In this era of throwaway culture, how refreshing it is to hear a business bragging that their products are being built to last a lifetime. Launched last month, 1800 Shoemakers, founded by father and son team Grant and Richard Lloyd, seeks to start a sartorial revolution Down Under from the feet up.
“I have a keen interest in fashion, particularly footwear, and I realised there was nothing for young professional guys who need high quality footwear that won’t completely break the bank,” says Richard, who has a background in science and marketing medical devices. “There are few options under the $600 to $1000 price tags of the master shoemakers from the UK.”
Grant, who has been involved in the shoe industry for much of his working life, admits to listening to his son’s pitch with a “dose of scepticism”. “But I soon realised that he was right,” continues Lloyd senior. “I have a tradition in footwear, and this project really excites me. It’s funny, but once footwear is in your blood, it seems to stay there.”
The pair is proud that their skills “complement each other” and that they “even support the same football team!” (Arsenal, if you’re wondering.) “We both have a healthy respect for what the other can bring to the business,” says Grant. “And that’s important.”
The pioneering shoe company has initially launched online.
“We provide much input into the styling of the shoe,” continues Grant. “Richard is very useful there as he has a great sense of contemporary dress, but with a classic look, and I have much knowledge of footwear from the years I’ve spent in the business. So we could stipulate, very clearly, the styling and the profile that we wanted, and what we believed would be ideal for the New Zealand foot — as that can be quite an issue, too.”

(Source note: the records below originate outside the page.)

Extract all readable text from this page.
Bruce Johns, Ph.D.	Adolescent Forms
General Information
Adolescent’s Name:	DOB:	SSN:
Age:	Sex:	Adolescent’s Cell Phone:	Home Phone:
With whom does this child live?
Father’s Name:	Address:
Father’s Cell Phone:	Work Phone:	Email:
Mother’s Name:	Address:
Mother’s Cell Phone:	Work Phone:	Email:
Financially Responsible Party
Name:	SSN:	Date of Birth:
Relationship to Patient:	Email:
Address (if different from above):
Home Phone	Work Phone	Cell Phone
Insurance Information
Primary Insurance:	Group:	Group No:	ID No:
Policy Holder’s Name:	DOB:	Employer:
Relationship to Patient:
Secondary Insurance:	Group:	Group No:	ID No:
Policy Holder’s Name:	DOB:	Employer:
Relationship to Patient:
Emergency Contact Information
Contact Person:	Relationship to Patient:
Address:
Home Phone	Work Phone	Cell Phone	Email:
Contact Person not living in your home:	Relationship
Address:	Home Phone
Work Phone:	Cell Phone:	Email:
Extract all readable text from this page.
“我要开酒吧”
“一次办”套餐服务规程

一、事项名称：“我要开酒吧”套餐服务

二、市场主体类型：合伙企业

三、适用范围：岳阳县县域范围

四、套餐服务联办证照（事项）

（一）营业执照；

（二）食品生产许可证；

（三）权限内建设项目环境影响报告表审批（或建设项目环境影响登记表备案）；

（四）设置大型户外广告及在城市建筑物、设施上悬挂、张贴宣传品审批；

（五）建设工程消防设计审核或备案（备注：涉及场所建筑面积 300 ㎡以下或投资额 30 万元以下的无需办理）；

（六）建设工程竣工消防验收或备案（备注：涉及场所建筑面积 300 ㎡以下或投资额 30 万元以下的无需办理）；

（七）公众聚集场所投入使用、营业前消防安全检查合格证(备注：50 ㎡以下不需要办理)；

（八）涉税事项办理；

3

Richard reveals that key to their shoe’s quality is a process called Goodyear welting. “It’s the gold standard of shoemaking, nothing compares to it,” he says. “All of the higher-end shoemakers use it because it’s so durable and means that so long as you take care of the upper, the shoe will last for many, many years, as they can be re-soled.”
The shoes comprise timeless designs such as the brogue and the Oxford, available in black, tan or oxblood.
“We all know that fashion is temporary, but class is forever,” Richard says.
“We wanted to refresh that, while still remaining true to the roots of those styles.”
“Footwear is something that needs a good eye for detail, which Richard has,” adds Grant. “You can get it right — or miss the mark — by the slightest of things. These shoes are not going to be for everyone, but that was our intention.”
Richard says that they wish to sell to those who share their passion for classic, well-crafted, high-quality products: “We’ve worked closely with the manufacturing team to really fine tune our shoes for the New Zealand market. Many of the bloke’s here tend to be a bit more flat-footed, with broader feet than the European and Asian markets, so we really wanted to design something that worked for them.”
The shoes are handmade in India, at a factory handpicked by the father and son team.
“I’ve been to many factories and tanneries in my lifetime, and I was keen to ensure that it was of a certain standard,” states Grant. “This one certainly ticks all of the boxes. It has been running for 20 years and has a lot of local and international input, including from Europe — it’s a real united nations! The quality of the leathers is exceptional.”
What makes this project even more fulfilling for Grant and Richard — and increases their appeal as a brand — is their family’s impressive, international shoemaking heritage. In 1840, Richard Lloyd sailed into Nelson from England and established a shoemaking business, having learnt the craft from his father, David. Richard’s son also worked in the family business. Grant’s father worked in the footwear industry for 40 years and now Grant and his son Richard are re-establishing that legacy.
“I’m thrilled that we’re carrying it on,” beams Grant. “I love history, and I love family, and now here we are, with the same passion.”
“I’m someone who takes care of things,” Richard says. “It was instilled into me back in my football days, through my dad and my granddad, that I would always polish and waterproof my shoes. We want to attract customers who will take a similar pride in their footwear. I really do believe there is a massive gap in New Zealand for this. There is a burgeoning class of professionals with spare cash who are calling out for such products — quality items that traditionally haven’t been available to our historically rough and ready culture.”
Serving up some sartorial suggestions, via a blog, will be another fundamental philosophy of the firm.
“Versatility is vital,” Richard says. “This is where we have much to do with our marketing message and it is something that I am really focussed on — about how to wear these classic styles. So many of these points of fashion have been lost. For instance, not many people know that an Oxford is more formal than a brogue; or the fact that a brogue looks good with no socks and bare ankles. You can really dress down what people would assume are more formal items. So that will also be a big part of what we do — educating Kiwi males on the finer points of classic styling!”